Lecretia's Choice by Matt Vickers

Lecretia's Choice by Matt Vickers

Author:Matt Vickers
Language: eng
Format: epub
Publisher: The Text Publishing Company
Published: 2016-08-29T04:00:00+00:00

Andrew replied to Lecretia, and they had a long discussion about it, but made no firm commitments. She emailed him again:

Thanks for talking to me today. I’ve spoken to my GP, who would be willing to assist me if granted immunity from prosecution for aiding suicide.

I should say that I am nowhere near the point where I would want assistance to die, but it would be a comfort to know it was available should things become too awful.

Lecretia was interviewed in early March on Radio New Zealand. I helped her dress and took her to the studio. Once she was collected at reception, I went out to the car to find a better park. It took me fifteen minutes to find one, and I remember listening to the radio as I did so, and hearing my wife’s voice as she began talking about her beliefs and why she was campaigning for change. Her conviction and her self-belief were unmistakable. What she was saying was coming straight from the heart. She really wanted to have the choice to be assisted to die, and she sensed a great injustice.

Lecretia was asked about the Canadian court decision, which had happened less than a month ago, and whether a similar decision could be reached in New Zealand. Lecretia replied that one could.

She still wasn’t sure about taking the case, as her health was continuing to get worse. After three rounds of chemotherapy, with no beneficial effects, the oncologist could offer no further treatment. Though Lecretia seemed willing to accept this, her mother and I pleaded with the oncologist for other options, but after treatment Lecretia’s white blood cell count was dangerously low, and it had to recover before we could look at anything else. For the time being, all treatment, except for anti-seizure medication and steroids for swelling, had ceased.

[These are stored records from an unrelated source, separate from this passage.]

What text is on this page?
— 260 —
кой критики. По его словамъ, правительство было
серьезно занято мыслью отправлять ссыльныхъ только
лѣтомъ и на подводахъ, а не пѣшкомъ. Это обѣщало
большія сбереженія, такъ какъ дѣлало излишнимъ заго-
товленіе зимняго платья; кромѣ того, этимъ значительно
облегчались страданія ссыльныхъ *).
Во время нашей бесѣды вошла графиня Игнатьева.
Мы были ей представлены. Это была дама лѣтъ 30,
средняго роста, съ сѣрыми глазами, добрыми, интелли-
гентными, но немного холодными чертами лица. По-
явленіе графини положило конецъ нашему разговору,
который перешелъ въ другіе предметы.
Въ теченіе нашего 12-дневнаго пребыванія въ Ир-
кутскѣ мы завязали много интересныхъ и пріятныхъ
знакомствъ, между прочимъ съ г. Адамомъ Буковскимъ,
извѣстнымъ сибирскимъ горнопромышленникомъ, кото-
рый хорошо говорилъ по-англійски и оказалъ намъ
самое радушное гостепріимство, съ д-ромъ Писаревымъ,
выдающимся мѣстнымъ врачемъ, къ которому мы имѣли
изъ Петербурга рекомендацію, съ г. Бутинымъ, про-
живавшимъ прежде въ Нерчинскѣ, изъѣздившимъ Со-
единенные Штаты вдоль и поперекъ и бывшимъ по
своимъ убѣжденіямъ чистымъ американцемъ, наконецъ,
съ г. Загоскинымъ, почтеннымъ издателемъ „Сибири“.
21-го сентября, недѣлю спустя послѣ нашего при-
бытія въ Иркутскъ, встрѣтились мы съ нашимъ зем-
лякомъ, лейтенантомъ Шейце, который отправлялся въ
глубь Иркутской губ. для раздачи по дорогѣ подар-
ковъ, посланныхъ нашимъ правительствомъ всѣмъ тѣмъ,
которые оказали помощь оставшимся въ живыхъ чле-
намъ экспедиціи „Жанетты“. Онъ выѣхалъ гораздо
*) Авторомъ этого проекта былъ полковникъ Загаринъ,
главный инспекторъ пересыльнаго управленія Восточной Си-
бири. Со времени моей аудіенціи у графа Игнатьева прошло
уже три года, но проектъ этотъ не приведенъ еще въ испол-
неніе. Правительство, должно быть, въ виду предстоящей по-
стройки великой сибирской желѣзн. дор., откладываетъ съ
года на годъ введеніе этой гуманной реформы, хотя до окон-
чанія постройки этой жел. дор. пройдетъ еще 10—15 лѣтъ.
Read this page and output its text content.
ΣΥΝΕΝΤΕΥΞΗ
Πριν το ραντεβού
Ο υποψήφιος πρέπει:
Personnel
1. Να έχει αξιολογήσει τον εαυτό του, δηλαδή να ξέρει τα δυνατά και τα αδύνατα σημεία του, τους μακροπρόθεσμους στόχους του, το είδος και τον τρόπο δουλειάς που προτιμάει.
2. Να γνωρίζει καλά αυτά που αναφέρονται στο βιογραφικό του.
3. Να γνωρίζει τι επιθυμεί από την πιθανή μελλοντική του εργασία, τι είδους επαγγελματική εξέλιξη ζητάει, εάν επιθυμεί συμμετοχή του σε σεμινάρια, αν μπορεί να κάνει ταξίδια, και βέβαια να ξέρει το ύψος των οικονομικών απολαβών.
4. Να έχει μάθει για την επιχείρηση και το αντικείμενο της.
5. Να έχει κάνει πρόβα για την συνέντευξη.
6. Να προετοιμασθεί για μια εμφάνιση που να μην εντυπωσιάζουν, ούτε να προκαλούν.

Later in March, we headed south to Christchurch to catch up with Cate for an evening. The next day we drove to Kaikoura, on the east coast of the South Island, to go whale-watching. We stayed in a lodge just north of the town, and had a beautiful spacious room in the main building. We were up some steps, but they were shallow enough for Lecretia to ascend them. We ate dinner at the lodge, and it occurred to me how normal things were when we sat down together like this. The only assistance she needed was for me to cut her food up for her, so that she could manage with a fork in her right hand. Her left hand could no longer grasp one.

‘I’m going to take this case,’ she said. She had talked about it with me before, but speculatively, as though weighing up the pros and cons. But clearly she’d made a decision now.

‘Babe, are you sure? Do you really want to put yourself through this?’

‘Someone has to do it. Besides, it’s really interesting. New Zealand hasn’t had a case like this before.’

‘I understand why you need to speak to the media to raise the profile of the issue.